Silencio tétrico. Sólo el viento enviaba presagios.

-¡Que la diosa Xarxa te infrinja castigo en la noche nupcial, antes de la llegada de la aurora! ¡Mal hija!

Le hubiera encantado que en aquel instante un rayo hubiese azotado al cielo en las mismas ingles. Pero no fue así. Así que, sin previo aviso, la madre escupió en el ojo de uno de sus maridos. No fue por sadismo, no piensen mal, sino para que, a falta de rayo, surtiera efecto el sortilegio; aunque nadie obvió que disfrutara al hacerlo, como mandan los jocosos ritos hiperbóreos. El que recibió la gracia, como era de esperar, lanzó el tradicional gemido de confirmación: ¡ahhhrrga!

La comitiva familiar dio media vuelta al unísono marcial de un grito materno.
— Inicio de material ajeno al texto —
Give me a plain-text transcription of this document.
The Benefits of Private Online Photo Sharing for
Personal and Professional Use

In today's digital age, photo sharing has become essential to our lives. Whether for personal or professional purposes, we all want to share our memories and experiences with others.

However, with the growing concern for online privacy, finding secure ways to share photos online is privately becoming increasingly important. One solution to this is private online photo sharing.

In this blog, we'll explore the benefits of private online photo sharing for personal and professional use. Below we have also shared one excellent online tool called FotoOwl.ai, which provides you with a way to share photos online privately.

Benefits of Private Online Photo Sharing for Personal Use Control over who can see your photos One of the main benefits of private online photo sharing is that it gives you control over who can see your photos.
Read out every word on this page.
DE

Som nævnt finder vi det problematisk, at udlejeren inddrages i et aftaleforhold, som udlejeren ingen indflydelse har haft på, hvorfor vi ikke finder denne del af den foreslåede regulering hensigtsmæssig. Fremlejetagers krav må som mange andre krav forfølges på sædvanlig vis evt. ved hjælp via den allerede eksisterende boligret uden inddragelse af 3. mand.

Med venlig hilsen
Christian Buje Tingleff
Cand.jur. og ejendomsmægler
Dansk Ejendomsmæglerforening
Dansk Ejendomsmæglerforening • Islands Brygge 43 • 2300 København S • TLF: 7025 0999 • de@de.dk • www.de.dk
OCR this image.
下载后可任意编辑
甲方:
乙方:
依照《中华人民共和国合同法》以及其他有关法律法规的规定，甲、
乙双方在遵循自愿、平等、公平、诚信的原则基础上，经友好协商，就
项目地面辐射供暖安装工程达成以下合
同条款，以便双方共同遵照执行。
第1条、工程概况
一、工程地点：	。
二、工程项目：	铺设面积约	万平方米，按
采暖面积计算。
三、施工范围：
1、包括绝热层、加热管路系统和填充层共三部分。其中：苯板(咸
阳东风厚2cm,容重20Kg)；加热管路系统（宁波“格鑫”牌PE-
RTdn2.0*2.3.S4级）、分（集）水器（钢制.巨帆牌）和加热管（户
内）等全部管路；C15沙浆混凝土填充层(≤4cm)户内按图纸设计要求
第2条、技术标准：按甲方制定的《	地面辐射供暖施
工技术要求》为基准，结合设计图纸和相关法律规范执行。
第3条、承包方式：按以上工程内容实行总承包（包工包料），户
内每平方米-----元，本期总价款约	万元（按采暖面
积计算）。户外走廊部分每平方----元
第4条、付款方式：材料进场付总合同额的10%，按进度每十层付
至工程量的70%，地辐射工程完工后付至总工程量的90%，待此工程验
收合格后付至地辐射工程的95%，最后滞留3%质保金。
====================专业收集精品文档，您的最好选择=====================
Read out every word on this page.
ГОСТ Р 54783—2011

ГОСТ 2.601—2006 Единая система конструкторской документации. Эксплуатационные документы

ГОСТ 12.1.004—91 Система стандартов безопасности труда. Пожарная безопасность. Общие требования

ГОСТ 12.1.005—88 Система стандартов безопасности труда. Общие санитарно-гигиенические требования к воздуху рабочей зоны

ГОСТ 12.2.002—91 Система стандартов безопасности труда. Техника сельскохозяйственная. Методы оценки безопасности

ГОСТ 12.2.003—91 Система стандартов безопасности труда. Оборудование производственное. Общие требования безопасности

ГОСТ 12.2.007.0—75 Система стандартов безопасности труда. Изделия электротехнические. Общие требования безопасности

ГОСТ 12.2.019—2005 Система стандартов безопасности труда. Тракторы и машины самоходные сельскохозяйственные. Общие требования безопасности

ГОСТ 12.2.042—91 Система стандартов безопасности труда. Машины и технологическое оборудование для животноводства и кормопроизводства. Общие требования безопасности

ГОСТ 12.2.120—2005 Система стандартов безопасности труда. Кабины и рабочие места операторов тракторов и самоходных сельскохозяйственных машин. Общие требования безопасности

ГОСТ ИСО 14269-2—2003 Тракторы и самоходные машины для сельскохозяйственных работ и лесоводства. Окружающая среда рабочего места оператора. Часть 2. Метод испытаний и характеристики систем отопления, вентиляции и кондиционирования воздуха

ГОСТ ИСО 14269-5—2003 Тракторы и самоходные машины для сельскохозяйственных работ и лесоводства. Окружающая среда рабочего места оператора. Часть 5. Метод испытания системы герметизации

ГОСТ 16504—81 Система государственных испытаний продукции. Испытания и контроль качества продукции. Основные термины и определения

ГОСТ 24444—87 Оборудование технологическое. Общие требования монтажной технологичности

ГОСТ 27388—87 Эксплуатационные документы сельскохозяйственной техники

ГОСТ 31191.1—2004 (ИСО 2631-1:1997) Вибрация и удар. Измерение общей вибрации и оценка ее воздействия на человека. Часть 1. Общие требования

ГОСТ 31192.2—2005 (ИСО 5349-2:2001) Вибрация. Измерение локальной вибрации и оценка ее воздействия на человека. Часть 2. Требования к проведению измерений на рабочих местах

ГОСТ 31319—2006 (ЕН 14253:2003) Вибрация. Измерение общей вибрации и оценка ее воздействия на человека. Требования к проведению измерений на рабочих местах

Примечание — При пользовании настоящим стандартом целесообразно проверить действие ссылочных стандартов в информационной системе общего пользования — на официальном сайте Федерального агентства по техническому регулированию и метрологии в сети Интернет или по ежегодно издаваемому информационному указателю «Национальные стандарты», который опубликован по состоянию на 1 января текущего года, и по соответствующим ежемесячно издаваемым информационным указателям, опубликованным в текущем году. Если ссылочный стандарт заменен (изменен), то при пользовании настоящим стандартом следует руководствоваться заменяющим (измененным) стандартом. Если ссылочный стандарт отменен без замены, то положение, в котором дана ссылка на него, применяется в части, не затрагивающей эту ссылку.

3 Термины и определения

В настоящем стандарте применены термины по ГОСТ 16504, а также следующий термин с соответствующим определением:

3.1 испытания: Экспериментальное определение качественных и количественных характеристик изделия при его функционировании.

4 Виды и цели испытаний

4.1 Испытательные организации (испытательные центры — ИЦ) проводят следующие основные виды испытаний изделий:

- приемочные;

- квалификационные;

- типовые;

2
Los padres, a pesar del escupitajo, seguían arrimados a los hombros de la matrona. Caminaban lentamente, y lanzaban postreras miradas atrás. Sus ojos encharcados emitían SOS como el culo luciérnagas al ser violadas. ¡Adios Zigäbel!, repitió varias veces, a modo de mantra, el padre tuerto. SOS. Luciérnaga, violación.